Because $A_1$ is dense, $W$ intersects $A_1$; because $A_1$ is open, there exists a point $x_1$ and a number $0 < r_1 < 1$ such that: $$\overline{B}\left(x_1, r_1\right) \subseteq W \cap A_1$$ Since each $A_n$ is dense and a finite intersection of open sets is open, this construction can be continued recursively to find a pair of sequences $x_n$ and $0 < r_n$ such that:$$\overline{B}\left(x_n, r_n\right) \subseteq B\left(x_{n-1}, r_{n-1}\right) \cap A_n.$$If $X$ is compact and by Nested Sphere Theorem the intersection of closed nested balls is non-empty.
Lemma 9.2.2(Cantor’s Intersection Theorem) is weaker than Nested Sphere Theorem: it assumes $X$ is compact, but for the intersection of nested nonempty closed sets to be nonempty, it is enough for $X$ to be complete.
- A metric space $(X,d)$ is complete if and only if for any sequence $\{F_n\}$ of non-empty closed sets with $F_1⊃F_2⊃⋯$ and $\operatorname{diam}F_n→0$, $⋂_{n=1}^∞F_n$ contains a single point. Cantor's Theorem
- A metric space $(X,d)$ is compact if and only if every collection ℱ of closed subsets with finite intersection property has $⋂ℱ≠∅$.
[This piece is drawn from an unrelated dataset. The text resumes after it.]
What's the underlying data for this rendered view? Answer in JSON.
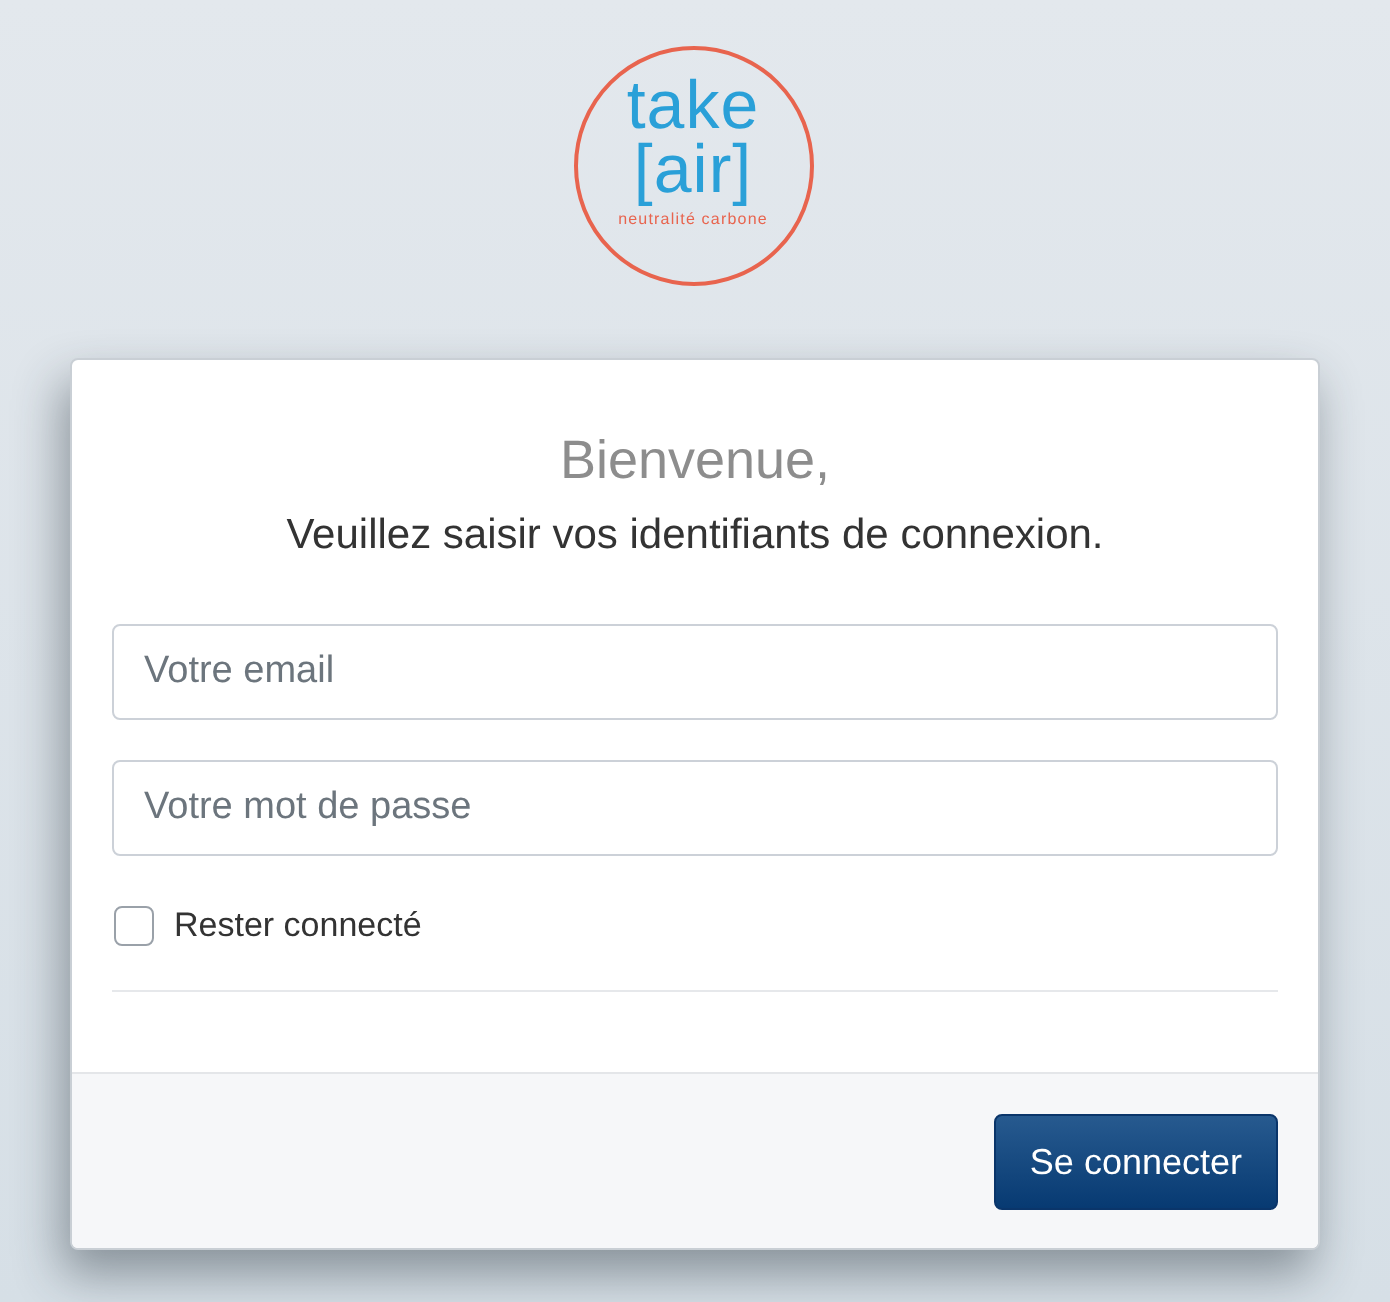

Non-trivial open dense subset of ℝ?
If you remove any finite points from ℝ then the remaining set will be open and dense in ℝ.
If "finite" is replaced with "countable", then we must drop "open": (e.g. $ℝ∖ℚ$ is not open or closed)
If you remove any countable points from ℝ then the remaining set will be dense in ℝ.
An important non-trivial example is the middle-thirds Cantor set $C$: it’s a subset of ℝ of cardinality $2^ω=𝔠={|ℝ|}$, and since it is closed and nowhere dense in ℝ, its complement is open and dense. With a fairly small change in the construction one can construct a ‘fat’ Cantor set that has all of the properties of $C$ that I just mentioned and in addition has positive Lebesgue measure; its complement is again a dense open subset of ℝ. Nowhere dense sets with positive measure
$A$ is a nonempty open set in ℝ, $B$ is dense in ℝ, then $ℝ=A+B$.
Proof:
$∀x∈ℝ$, 映射 $f:A→ℝ,a↦x-a$ 是同胚,所以 $x-A$ 跟 $A$ 一样都是非空开集,结合 $B$ 在 ℝ 中稠密有 $B∩ (x-A)≠∅$,所以 $∃b∈B∩(x-A)$,则 $b∈B$,且存在 $a∈A$ 使得 $b=x-a$,从而 $x=a+b∈A+B$,由 $x$ 的任意性有 $ℝ⊂A+B$,但反包含是显然的,所以 $ℝ=A+B$.
Let $B=A$, we have
Corollary: Let $A⊂ℝ$ be open and dense. Then $ℝ=\{x+y:x,y∈A\}$.